Q. What was/is your college major/minor?

A. I was a visual arts major with a minor in art history at the University of Windsor, proof that you never know where your path is going to take you. I see a lot of similarities between the folks that were in my art program and some of the great cybersecurity experts that I have met. There is a very technical side to the industry but there is also a component of looking at things from a different lens. I was never one to excel on the technical side, my role within the ecosystem is more on the creative and programmatic side, while understanding the importance of the mission.  


Q. Why would you recommend someone take a course?
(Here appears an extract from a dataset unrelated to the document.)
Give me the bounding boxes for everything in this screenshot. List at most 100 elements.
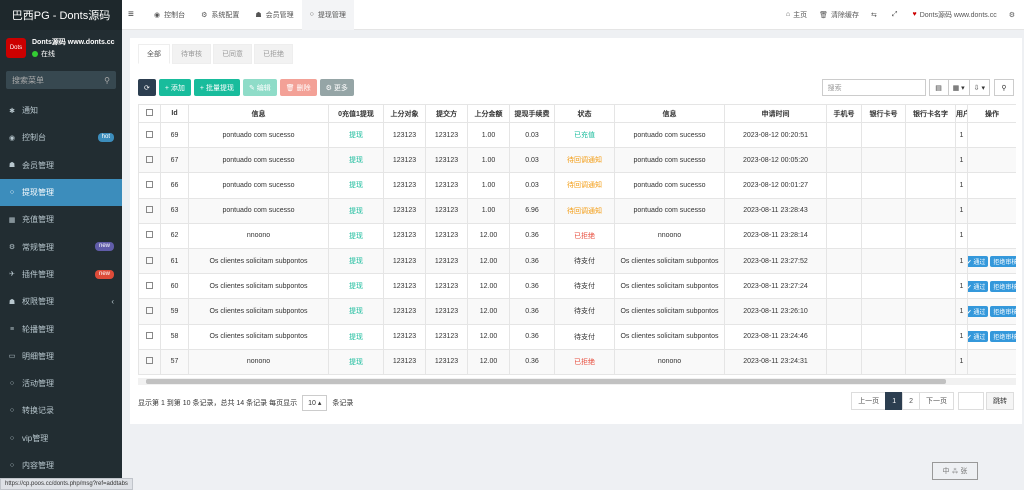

A. Everyone should explore their options, the cybersecurity industry is a vast industry, depending on what you are looking to do,  the team at the UPCI can help to provide a better understanding of different the different career paths and what may be a good fit.  


Q. What course(s) did you enroll in?

A. I am not enrolled in any courses but do work to increase awareness of the importance of this field of work. 


Sarah not only serves as the State’s program expert and advisor to the MEDC, but she also collaborates with other government agencies,  the academic community and industry on raising awareness and promoting the growth of the cyber ecosystem within Michigan. She focuses on cultivating cybersecurity talent through statewide education while promoting a collaborative approach. Under her leadership, the MEDC’s broadband efforts focus on accessibility, affordability and adoption, and a commitment to equitable economic opportunities for all Michigan residents.